Only a Few Minutes
After explaining my reservations about the OpenLaszlo platform to our summer interns, and the feasibility of having our front-end render in HTML (rather than Flash) within a matter of weeks, not months, we made an immediate switch yesterday to another View component of our MVC framework. [John Sundman seems to have found my post, and offers up some insight here.]We've looked at Rails in the past, and I think it's a nice framework (it certainly has a lot of people excited over the possibilities), but I'm not sure how quickly we can decouple the Rails View from the Model and Controller (MVC pattern). As such, we'd likely end up writing a lot of the code by hand, kind of defeating the whole point of Rails. Instead, we moved toward PHP.
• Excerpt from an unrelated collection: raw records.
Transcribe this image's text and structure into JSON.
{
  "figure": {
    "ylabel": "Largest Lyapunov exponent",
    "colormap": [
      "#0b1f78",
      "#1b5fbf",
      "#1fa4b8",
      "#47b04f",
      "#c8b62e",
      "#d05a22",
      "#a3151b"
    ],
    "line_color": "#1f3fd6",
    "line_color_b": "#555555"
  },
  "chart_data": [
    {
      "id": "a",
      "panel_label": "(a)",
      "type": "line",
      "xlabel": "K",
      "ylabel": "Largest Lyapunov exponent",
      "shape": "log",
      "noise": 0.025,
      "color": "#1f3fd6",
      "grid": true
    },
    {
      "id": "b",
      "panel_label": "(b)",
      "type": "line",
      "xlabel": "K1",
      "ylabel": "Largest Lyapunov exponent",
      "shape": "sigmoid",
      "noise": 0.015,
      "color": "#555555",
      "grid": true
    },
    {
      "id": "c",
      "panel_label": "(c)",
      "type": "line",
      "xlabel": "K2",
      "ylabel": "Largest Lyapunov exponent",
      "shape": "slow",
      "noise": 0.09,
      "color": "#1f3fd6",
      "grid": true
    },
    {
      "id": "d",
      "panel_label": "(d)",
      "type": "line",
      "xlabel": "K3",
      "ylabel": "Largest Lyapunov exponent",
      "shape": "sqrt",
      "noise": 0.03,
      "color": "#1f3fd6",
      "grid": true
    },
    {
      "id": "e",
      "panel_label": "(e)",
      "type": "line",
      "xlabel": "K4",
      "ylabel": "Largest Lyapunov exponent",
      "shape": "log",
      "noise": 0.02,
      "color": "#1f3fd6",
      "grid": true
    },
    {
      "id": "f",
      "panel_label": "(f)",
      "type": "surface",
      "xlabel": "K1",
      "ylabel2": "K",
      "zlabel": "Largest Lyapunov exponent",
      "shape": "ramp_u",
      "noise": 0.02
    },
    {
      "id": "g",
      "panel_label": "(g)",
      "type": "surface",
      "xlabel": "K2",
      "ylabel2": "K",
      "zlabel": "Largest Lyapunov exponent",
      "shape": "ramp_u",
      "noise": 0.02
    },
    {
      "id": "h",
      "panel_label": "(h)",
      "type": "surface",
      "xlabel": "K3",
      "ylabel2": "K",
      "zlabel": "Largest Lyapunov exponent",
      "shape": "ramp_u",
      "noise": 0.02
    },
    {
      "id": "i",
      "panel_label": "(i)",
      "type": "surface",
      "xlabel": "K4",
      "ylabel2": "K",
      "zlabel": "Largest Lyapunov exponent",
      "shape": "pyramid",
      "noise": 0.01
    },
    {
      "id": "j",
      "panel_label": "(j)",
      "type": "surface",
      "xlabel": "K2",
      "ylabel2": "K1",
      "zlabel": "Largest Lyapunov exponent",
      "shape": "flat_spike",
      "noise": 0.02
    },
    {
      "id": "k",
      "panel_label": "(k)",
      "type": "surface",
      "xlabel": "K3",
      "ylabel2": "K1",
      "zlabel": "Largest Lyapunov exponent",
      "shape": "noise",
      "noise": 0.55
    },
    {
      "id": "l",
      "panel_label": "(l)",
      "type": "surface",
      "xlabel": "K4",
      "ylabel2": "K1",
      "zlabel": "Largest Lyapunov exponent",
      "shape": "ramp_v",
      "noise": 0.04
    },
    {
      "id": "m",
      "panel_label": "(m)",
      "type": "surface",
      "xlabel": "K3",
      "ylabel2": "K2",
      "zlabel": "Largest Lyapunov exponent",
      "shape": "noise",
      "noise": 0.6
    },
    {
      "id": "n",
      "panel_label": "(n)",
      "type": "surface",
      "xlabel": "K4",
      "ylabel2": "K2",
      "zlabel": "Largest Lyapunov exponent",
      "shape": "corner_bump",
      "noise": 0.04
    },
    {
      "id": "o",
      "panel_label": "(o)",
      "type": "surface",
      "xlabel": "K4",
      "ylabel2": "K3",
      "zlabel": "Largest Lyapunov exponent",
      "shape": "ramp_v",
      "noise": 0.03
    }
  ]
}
PHP certainly has a lot going for it as a framework and language, and it's been around for quite a while. We mostly focus on Java in-house, but the necessity for a quick, easy-to-learn framework which can be prototyped fast has left Java in the dust. Before the end of the day was up, we had PHP installed and running on the necessary machines, and then had downloaded and installed the other necessary components.
Our interns were able to research a few of the PHP frameworks (which can be easily decoupled from the back-end), and settled on Smarty as a template framework, and Zephyr as an AJAX framework. Both projects appear somewhat stable, and we'll also be throwing in Prototype.JS and hand-coding where necessary.
Our only kink is going to be the (perhaps major issue) combination of the View with the Model and Controller. Our back-end functionality uses the Acegi Security layer to integrate with Spring. In theory, this is a back-end only security library ... but we're well aware that Acegi can also set cookies, etc... to validate users. There could be some interesting integration issues between the two layers.